CLIP–Depth Guided Multi-View Pair Selection for Large-Scale 3D Reconstruction

A CLIP and Depth-Anything v2 based view selection strategy that improves robustness and scalability of agricultural 3D reconstruction with COLMAP.

Traditional structure-from-motion pipelines struggle in large, repetitive agricultural scenes due to ambiguous matches and weak viewpoint coverage. In this project, we design an end-to-end 3D reconstruction pipeline that fuses global descriptors from CLIP and Depth-Anything v2 to intelligently shortlist image pairs, and then uses rotation-robust local features to build stable maps with COLMAP.

Methodology

The pipeline combines global semantic and geometric cues with robust feature matching:

Global descriptor fusion. Extract CLIP and Depth-Anything v2 global descriptors for each image to capture both high-level semantics and depth-aware geometry.
View pair clustering.
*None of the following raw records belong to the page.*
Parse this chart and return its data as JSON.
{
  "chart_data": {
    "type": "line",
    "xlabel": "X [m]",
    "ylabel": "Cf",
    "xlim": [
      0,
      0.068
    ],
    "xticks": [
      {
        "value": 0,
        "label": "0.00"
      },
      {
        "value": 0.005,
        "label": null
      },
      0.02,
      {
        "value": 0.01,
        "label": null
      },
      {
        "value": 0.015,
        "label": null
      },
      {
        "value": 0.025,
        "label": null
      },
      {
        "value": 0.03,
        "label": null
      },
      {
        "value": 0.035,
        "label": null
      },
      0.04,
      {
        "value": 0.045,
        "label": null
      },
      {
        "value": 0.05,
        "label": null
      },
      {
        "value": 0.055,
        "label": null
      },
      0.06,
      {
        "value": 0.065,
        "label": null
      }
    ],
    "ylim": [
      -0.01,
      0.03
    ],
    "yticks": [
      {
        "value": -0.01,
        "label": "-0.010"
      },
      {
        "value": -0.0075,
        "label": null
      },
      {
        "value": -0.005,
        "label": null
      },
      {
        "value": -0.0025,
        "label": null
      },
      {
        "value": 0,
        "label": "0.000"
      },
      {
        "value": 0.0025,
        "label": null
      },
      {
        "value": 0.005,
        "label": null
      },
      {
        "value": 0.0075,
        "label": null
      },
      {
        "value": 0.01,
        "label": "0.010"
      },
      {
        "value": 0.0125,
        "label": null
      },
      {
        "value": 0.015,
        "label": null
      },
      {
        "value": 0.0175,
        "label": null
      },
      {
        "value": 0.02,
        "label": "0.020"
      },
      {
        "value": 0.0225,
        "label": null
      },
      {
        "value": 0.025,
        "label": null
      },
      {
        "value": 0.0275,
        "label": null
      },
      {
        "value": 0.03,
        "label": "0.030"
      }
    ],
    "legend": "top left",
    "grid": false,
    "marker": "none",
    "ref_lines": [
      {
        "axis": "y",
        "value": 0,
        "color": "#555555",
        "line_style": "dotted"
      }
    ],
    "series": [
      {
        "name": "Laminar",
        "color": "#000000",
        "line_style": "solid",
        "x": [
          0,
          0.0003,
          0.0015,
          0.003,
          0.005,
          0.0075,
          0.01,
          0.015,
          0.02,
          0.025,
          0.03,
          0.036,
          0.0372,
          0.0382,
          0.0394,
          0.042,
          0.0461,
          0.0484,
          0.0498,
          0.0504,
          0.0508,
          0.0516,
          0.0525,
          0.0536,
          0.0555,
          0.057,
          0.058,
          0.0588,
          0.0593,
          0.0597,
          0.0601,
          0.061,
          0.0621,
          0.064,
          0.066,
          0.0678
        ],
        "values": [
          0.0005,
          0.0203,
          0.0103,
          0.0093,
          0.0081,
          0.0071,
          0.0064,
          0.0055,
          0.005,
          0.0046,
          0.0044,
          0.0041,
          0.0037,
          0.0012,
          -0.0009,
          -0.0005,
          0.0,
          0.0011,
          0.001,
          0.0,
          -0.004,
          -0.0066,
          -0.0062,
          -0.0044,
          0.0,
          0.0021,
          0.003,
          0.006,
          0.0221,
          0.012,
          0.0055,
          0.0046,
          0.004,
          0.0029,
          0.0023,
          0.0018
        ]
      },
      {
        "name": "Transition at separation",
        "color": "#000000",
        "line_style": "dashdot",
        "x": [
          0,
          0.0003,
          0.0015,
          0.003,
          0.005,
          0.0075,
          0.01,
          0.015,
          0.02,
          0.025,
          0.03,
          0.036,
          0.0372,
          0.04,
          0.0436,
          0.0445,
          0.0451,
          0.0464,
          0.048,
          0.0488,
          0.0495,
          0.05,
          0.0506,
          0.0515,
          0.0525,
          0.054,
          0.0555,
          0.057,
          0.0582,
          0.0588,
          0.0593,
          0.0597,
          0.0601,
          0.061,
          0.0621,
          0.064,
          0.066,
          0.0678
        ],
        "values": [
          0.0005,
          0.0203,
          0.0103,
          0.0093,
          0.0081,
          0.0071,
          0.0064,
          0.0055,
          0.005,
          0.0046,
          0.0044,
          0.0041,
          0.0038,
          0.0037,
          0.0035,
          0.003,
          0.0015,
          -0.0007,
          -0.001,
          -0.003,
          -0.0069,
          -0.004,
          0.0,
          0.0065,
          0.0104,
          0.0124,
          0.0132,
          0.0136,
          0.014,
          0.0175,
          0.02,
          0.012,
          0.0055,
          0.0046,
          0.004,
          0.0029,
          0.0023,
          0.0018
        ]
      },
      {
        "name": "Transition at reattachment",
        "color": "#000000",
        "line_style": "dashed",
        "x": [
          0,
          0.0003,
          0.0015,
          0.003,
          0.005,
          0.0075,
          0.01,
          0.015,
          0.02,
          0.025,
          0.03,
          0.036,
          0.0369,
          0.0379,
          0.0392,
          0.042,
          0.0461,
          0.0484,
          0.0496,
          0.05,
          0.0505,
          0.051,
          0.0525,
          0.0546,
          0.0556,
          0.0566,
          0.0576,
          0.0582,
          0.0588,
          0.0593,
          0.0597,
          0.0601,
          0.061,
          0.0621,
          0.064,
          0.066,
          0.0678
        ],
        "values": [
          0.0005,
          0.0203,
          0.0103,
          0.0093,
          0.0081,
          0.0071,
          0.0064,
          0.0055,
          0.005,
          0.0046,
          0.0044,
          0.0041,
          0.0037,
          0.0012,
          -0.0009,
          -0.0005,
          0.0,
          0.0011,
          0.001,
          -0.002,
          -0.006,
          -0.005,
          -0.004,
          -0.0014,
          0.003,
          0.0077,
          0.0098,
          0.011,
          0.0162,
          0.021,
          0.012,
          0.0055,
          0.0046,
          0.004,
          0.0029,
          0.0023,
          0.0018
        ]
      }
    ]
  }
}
Reduce the fused descriptors using t-SNE and cluster them with KMeans to identify promising view pairs that are likely to have good overlap and complementary coverage.
Robust local matching. Detect rotation-robust ALIKED keypoints and match them with LightGlue to obtain accurate, efficient correspondences within the shortlisted pairs.
Incremental COLMAP mapping. Feed the matched pairs into an incremental COLMAP pipeline to reconstruct large field scenes with improved stability and fewer gross matching failures.

Results & Impact

The CLIP–Depth guided pairing improves reconstruction completeness and consistency in long, repetitive rows compared with naive nearest-neighbor or fully-connected pairing strategies.

This project shows that integrating foundation model descriptors with classic SfM pipelines can significantly enhance 3D mapping robustness in agricultural environments, without requiring modifications to the underlying reconstruction engine.